By Lesley Podesta
At the end of a year that saw so much high-profile discussion about children’s rights to feel safe, how tragic it is that we find ourselves mourning the suicide of young Queenslander Tyrone Unsworth, and asking how his death could have been prevented.
Tyrone’s loss is a devastating reminder about the urgent need to change the way we manage bullying in our schools.
Tyrone was a 13-year-old Brisbane boy who tragically saw no other choice but to take his life after years of incessant homophobic bullying.
I was shocked to read that only a month prior to his death, he was assaulted by another student with a fence paling, outside school hours.
But what made my heart sink even further was reading that the day before he took his own life, he told a friend that his school did not care.
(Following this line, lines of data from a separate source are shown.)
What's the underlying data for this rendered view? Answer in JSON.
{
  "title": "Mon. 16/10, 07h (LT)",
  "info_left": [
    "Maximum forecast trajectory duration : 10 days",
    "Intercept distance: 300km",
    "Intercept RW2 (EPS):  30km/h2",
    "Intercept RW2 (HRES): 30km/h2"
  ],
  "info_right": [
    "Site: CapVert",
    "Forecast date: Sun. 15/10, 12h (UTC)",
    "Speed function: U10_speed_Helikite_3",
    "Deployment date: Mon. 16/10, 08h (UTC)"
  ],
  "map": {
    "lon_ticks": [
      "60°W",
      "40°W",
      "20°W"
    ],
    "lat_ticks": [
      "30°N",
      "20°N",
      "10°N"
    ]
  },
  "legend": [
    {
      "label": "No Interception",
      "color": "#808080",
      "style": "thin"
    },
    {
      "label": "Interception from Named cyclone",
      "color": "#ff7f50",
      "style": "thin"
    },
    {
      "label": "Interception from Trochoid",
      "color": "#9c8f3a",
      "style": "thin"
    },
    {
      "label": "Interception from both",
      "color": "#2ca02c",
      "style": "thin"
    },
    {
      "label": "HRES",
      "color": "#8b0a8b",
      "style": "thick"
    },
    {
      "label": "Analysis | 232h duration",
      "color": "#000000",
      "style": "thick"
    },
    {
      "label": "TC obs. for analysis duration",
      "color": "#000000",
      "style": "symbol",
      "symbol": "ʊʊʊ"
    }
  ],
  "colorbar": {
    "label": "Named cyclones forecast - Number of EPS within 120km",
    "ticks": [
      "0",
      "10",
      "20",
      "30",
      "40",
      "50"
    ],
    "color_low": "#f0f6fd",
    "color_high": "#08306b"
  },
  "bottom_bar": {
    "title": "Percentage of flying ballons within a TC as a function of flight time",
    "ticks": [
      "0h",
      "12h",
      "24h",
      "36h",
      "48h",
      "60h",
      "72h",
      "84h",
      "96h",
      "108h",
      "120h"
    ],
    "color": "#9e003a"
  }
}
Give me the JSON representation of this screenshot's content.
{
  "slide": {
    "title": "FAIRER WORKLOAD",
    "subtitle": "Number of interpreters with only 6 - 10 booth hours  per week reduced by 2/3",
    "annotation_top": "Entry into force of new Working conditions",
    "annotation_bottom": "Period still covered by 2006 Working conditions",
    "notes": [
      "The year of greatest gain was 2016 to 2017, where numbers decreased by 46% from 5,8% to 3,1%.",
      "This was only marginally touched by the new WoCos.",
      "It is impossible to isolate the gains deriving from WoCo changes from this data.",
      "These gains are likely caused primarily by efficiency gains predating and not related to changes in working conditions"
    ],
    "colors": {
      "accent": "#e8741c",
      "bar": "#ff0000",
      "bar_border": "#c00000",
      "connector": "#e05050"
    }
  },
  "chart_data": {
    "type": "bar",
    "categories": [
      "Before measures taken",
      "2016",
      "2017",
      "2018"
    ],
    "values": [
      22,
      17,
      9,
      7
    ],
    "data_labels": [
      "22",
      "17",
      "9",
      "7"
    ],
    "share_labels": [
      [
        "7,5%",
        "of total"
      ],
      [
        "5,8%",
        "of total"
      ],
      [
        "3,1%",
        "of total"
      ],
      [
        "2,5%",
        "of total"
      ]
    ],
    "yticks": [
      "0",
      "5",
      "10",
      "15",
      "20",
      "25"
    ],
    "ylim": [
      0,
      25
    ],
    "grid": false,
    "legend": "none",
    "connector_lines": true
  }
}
Why did Tyrone think his school didn’t care?
The school has since admitted it was aware of the assault but was unaware of the consistent bullying suffered by Tyrone. And, if the school genuinely didn’t know about the bullying, why didn’t it know?
The resulting tragedy highlights that Tyrone’s school community was ill-equipped to identify and address the abuse which ultimately lead to his tragic suicide.
This incident highlights the need to support our hard-working teachers so that they can support children who are traumatised by violence and bullying, both after hours and in the schoolyard. It highlights the need to talk about respect, tolerance and friendship.
The truth is we all played a role in the death of this young man, and we all have a burden to bear.
We all play a role. Our schoolyards mirror the values of our community, our children reflect the world around them. We need to understand the consequences of the discussions we have, at the kitchen table, in the staff room and in the office.
Many people say that “bullying is just part of growing up”. This is wrong.
Bullying is not testing boundaries or healthy competition between peers.
Bullying is an ongoing misuse of power in relationships through repeated aggressive verbal, physical and/or social behaviour on or offline that intends to cause physical and/or psychological harm, distress or fear. It can involve an individual or a group misusing their power over one or more persons. Bullying can happen in person or online, and it can be obvious (overt) or hidden (covert).